Daybreak found them in a concrete-walled auto repair shop, completely intact, on the southern edge of town. Dennis and Father Chuck had taken the first watch, the priest looking out through the windows of the sliding bay door, Dennis stationed by a glass door at the other end of the building. The women and Jamie MacAleer were already asleep in the office, where they’d found a gas heater. Max had started it up with some difficulty, then joined Dennis at his post.

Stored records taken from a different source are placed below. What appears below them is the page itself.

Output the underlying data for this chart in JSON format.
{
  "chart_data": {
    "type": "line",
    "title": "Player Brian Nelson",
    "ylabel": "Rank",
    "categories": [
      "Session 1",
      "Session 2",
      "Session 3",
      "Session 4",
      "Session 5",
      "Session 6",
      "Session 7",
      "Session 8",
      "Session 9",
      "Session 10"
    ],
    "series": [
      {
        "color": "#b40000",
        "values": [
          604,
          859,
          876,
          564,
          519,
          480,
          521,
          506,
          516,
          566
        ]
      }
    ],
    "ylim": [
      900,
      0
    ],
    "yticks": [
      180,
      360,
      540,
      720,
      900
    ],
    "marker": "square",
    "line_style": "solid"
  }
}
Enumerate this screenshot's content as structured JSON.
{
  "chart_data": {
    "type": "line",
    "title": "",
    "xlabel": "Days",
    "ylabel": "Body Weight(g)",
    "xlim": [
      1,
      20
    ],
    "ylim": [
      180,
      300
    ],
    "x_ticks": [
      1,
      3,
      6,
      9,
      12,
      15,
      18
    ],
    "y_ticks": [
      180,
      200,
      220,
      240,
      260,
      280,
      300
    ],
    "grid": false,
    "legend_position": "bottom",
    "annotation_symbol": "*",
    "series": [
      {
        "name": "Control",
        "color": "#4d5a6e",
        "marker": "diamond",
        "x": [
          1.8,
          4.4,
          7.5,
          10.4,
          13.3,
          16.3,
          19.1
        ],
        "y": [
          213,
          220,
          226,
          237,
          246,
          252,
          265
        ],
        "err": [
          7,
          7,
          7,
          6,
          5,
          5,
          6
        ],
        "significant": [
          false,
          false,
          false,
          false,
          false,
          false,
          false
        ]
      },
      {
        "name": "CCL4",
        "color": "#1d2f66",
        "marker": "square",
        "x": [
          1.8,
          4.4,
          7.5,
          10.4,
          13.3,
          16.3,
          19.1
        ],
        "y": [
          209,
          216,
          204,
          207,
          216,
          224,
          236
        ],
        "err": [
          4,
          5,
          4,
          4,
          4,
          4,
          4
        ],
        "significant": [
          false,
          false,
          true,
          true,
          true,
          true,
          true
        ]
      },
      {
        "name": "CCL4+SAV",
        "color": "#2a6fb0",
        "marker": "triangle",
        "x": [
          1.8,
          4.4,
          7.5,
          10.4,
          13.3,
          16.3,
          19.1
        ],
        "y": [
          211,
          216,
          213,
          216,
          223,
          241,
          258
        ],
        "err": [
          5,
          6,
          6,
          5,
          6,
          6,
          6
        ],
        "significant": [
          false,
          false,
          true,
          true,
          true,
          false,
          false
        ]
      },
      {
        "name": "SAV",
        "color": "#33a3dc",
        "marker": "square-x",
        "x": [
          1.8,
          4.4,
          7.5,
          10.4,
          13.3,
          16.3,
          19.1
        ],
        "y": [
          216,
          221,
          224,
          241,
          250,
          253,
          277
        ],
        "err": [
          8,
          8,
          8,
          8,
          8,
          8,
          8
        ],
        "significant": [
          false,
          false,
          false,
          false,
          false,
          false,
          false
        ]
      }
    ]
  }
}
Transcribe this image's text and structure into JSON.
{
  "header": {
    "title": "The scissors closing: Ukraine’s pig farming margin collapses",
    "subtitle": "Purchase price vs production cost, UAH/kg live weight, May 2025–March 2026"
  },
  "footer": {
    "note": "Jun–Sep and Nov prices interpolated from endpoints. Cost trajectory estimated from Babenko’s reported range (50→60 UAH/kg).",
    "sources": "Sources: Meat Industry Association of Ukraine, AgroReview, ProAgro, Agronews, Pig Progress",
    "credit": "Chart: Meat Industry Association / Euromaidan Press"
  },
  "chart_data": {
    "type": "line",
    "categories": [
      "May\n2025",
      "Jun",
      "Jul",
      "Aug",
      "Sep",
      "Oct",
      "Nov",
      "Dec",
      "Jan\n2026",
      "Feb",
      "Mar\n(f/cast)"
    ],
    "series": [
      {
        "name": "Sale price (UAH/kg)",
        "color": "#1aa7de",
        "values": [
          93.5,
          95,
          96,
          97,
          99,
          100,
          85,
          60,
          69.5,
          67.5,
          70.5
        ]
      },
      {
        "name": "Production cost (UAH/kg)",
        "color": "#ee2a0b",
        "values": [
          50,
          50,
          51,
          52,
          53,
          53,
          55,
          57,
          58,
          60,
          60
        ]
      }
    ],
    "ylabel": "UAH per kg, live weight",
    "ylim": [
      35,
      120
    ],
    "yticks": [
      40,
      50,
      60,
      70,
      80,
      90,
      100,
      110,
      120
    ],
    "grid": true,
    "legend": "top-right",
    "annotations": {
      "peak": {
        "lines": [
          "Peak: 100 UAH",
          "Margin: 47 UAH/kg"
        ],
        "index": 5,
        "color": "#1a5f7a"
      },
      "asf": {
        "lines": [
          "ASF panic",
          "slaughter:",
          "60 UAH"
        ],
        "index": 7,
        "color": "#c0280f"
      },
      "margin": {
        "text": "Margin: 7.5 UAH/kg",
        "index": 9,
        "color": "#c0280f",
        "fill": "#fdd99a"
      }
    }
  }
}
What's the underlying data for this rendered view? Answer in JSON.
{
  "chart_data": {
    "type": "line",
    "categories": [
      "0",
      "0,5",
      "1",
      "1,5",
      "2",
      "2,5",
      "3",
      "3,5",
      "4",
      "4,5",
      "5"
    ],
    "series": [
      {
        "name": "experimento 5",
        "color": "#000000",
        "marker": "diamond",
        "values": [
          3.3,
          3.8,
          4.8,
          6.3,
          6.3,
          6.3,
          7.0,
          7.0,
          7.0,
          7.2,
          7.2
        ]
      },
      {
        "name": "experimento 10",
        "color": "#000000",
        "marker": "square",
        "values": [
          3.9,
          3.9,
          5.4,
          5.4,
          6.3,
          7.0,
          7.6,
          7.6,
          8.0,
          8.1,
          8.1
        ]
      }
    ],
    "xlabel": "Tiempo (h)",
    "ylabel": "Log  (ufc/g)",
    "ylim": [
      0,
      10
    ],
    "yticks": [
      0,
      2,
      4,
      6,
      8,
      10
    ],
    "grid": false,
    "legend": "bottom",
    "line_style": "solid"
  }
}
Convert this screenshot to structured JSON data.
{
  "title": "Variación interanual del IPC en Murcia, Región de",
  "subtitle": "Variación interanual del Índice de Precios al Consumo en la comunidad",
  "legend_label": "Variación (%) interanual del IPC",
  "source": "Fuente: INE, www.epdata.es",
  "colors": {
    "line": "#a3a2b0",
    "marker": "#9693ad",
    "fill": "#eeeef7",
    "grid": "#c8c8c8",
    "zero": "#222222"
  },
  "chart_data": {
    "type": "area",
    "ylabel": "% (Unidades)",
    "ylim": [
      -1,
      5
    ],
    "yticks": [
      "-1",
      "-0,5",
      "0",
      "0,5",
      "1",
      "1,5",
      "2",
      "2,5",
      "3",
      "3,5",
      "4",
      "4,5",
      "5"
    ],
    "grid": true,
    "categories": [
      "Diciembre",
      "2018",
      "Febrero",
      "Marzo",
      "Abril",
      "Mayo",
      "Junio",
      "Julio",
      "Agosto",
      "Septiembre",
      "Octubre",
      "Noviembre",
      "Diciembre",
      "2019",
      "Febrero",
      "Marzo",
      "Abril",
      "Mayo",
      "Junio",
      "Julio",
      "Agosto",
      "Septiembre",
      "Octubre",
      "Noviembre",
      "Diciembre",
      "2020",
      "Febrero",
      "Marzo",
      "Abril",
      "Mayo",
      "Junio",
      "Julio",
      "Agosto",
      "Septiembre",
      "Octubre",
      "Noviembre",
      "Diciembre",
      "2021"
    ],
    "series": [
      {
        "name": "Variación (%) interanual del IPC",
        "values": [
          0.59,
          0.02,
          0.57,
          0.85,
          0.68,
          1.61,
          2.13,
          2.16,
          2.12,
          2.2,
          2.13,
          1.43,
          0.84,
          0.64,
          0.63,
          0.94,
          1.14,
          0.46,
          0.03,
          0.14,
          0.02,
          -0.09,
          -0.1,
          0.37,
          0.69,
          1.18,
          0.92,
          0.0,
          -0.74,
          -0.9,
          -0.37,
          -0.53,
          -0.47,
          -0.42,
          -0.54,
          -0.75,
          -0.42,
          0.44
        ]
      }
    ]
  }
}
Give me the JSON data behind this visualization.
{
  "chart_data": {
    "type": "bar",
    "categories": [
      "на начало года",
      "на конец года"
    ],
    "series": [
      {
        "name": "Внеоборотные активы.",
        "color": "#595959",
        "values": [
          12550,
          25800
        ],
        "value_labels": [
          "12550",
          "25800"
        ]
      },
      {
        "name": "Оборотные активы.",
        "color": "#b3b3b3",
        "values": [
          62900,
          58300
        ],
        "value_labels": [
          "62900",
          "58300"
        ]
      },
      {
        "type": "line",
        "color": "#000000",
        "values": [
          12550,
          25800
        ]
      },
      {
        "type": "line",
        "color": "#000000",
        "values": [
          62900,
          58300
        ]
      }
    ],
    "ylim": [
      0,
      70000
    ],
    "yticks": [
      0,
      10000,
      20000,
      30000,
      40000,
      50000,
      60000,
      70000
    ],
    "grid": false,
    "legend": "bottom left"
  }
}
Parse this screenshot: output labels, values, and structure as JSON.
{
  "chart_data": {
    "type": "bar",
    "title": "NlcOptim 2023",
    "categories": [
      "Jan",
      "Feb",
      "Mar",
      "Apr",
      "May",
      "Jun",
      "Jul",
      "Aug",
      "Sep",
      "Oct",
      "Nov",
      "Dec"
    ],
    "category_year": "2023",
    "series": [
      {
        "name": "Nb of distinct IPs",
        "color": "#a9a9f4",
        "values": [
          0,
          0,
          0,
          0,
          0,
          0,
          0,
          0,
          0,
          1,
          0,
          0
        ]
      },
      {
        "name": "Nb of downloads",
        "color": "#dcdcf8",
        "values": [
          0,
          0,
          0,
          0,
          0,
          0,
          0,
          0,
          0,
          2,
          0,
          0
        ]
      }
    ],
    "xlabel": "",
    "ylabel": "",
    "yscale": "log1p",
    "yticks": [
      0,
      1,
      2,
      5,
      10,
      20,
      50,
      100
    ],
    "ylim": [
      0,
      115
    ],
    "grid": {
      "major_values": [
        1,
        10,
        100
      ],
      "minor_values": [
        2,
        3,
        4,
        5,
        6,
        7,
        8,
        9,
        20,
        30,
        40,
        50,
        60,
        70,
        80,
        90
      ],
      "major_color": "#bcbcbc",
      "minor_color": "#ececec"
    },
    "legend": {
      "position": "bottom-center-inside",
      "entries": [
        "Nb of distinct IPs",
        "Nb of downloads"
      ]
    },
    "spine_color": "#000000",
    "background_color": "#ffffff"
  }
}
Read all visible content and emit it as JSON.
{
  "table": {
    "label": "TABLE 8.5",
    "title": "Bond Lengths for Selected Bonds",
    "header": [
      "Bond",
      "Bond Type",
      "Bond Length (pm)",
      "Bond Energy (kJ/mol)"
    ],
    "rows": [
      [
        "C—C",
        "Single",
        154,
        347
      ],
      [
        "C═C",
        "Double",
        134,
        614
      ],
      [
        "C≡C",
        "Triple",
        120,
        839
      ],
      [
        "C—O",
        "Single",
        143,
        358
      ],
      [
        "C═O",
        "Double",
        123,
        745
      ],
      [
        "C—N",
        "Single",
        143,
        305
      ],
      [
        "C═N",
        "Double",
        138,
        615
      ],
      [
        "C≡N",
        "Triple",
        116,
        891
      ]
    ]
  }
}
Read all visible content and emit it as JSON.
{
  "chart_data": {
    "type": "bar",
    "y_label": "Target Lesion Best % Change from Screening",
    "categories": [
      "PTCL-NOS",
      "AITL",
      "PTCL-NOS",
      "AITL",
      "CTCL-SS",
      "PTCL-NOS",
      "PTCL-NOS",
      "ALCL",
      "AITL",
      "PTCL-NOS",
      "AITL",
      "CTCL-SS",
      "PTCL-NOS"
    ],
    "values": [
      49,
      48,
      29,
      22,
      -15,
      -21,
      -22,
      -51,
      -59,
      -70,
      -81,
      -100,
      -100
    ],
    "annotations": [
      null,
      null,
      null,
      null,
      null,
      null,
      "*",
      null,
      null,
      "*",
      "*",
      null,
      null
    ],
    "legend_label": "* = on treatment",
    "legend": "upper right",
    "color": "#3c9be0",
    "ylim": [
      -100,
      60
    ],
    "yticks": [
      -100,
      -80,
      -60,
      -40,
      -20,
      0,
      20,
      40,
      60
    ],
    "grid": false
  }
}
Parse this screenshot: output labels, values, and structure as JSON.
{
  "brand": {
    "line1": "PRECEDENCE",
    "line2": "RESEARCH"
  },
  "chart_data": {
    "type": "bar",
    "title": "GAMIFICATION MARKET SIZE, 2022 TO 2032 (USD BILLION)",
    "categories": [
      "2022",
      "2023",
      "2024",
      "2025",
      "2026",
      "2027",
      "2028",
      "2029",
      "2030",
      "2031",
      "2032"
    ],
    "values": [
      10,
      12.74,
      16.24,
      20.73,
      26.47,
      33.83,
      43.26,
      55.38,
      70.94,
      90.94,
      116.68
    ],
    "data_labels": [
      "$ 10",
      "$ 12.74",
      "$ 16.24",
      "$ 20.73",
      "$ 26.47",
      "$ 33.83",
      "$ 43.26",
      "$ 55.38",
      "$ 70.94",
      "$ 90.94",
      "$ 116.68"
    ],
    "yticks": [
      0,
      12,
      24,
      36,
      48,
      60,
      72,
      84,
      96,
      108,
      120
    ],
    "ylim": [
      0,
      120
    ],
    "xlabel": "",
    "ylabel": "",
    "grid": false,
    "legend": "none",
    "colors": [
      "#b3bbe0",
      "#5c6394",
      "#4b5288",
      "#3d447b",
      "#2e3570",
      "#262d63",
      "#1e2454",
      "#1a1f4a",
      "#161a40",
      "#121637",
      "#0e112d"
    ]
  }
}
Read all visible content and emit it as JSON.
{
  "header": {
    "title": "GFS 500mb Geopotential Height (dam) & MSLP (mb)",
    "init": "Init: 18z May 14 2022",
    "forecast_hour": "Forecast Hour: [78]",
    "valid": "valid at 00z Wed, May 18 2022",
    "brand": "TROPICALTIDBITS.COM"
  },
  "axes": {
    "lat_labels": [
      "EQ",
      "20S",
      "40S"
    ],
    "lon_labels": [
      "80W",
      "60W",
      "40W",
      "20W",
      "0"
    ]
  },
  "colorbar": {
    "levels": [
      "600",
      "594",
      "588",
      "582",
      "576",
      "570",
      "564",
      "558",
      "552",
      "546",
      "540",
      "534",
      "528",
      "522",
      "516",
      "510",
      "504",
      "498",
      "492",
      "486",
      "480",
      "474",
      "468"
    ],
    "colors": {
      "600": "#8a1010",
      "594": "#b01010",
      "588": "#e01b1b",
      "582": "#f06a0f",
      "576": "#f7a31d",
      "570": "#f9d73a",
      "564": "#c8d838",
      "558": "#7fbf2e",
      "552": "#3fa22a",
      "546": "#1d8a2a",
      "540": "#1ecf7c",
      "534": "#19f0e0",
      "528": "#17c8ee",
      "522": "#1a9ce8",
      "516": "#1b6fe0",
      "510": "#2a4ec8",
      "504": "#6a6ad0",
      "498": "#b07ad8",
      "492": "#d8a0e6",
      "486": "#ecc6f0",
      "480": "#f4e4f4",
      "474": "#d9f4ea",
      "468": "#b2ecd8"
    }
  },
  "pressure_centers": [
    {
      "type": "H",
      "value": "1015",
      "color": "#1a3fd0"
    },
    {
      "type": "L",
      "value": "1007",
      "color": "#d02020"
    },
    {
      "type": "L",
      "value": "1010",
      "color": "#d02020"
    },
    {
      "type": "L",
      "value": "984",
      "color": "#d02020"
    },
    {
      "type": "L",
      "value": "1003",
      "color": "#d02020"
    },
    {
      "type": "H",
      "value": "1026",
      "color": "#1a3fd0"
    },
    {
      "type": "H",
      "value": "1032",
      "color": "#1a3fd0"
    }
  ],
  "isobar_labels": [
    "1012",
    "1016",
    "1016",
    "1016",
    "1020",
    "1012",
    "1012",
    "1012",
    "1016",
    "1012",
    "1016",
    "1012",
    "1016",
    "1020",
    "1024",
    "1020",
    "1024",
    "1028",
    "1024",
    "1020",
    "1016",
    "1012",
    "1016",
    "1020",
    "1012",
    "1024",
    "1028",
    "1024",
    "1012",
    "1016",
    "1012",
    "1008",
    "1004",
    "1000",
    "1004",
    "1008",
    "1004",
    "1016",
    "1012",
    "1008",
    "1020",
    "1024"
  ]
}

Max viewed the blackened landscape outside. There was much less drifting smoke than the day before; there was also less light. The diseased sun had just risen and, though the dark patches didn’t seem to have spread, the glowing orb appeared even paler than yesterday.

Max saw no figures moving in the desolation, or even in the distance. He wondered where the dead had gone.

The southern part of town had been full of them during the dark hours of the morning. After managing to slip by the parking lot, the group had spent the next seven frantic hours covering one mile, scrambling in and out of refuge, barely avoiding one patrol after another. It had reminded Max of accounts of the last few Jews in the Warsaw Ghetto, trying to elude capture after the rebellion was crushed, scrabbling and crawling through the rubble, never far from some searching Nazi platoon.

“Why are we still alive?” Dennis asked.

“The Grace of God,” said Mr. MacAleer.

“You think He’s showing us mercy?” Dennis asked. “Maybe He’s enjoying roasting us over a slow fire.”

“Cheerful thought,” Max said. “But I don’t believe it. A being like that wouldn’t be God.”

“What about all that stuff you said to Father Chuck? About God not being a tame lion?”

“There’s a big difference between that and God being a sadistic maniac. I believe He loves us. That the greatest gift He could give us is existence, and that He’ll permit us to suffer rather than taking it away. I think He still even loves Satan Himself.” Max laughed. “Though I can’t think why. But nobody put me in charge, did they? And it’s just as well.”

“But should I still be afraid of Him?” Dennis asked.

“Hell yeah. What could be scarier than something like that? What do the angels always say when they appear in the Bible? Fear not. Precisely because they’re terrifying. And they’re just reflections of Him.”

Was that Him in the dream?”

“Of course it was,” said MacAleer.

“Sure was scary enough, wasn’t He?” Max said.

Dennis said nothing for a time. “What was the verdict in your dream, Max?”

“I didn’t hear it,” Max said. “I woke up.”

“Mine was guilty,” Dennis said. “Mine and Camille’s.”

“Maybe it doesn’t mean anything,” Max said, without much conviction.

“You know better than that,” MacAleer answered.

“Do I?”

“I do,” Dennis said. “I’m sure of it. God’s going to make me pay for what I’ve done.”

“Not if you throw yourself on his Mercy,” MacAleer said.

“How do I do that?” Dennis asked.

“Confess you’re a sinner. Admit to yourself that you can’t achieve salvation without acknowledging the sacrifice Christ made for you.”

“Considering the kind of life I’ve led,” Dennis said, “I don’t think anything so easy could work.”

“That’s because you don’t know the power of the Lord Jesus.”

“And you do?” Max asked.

“Yes,” MacAleer replied.

“You’ve acknowledged Jesus as your Lord and Savior?” Max asked.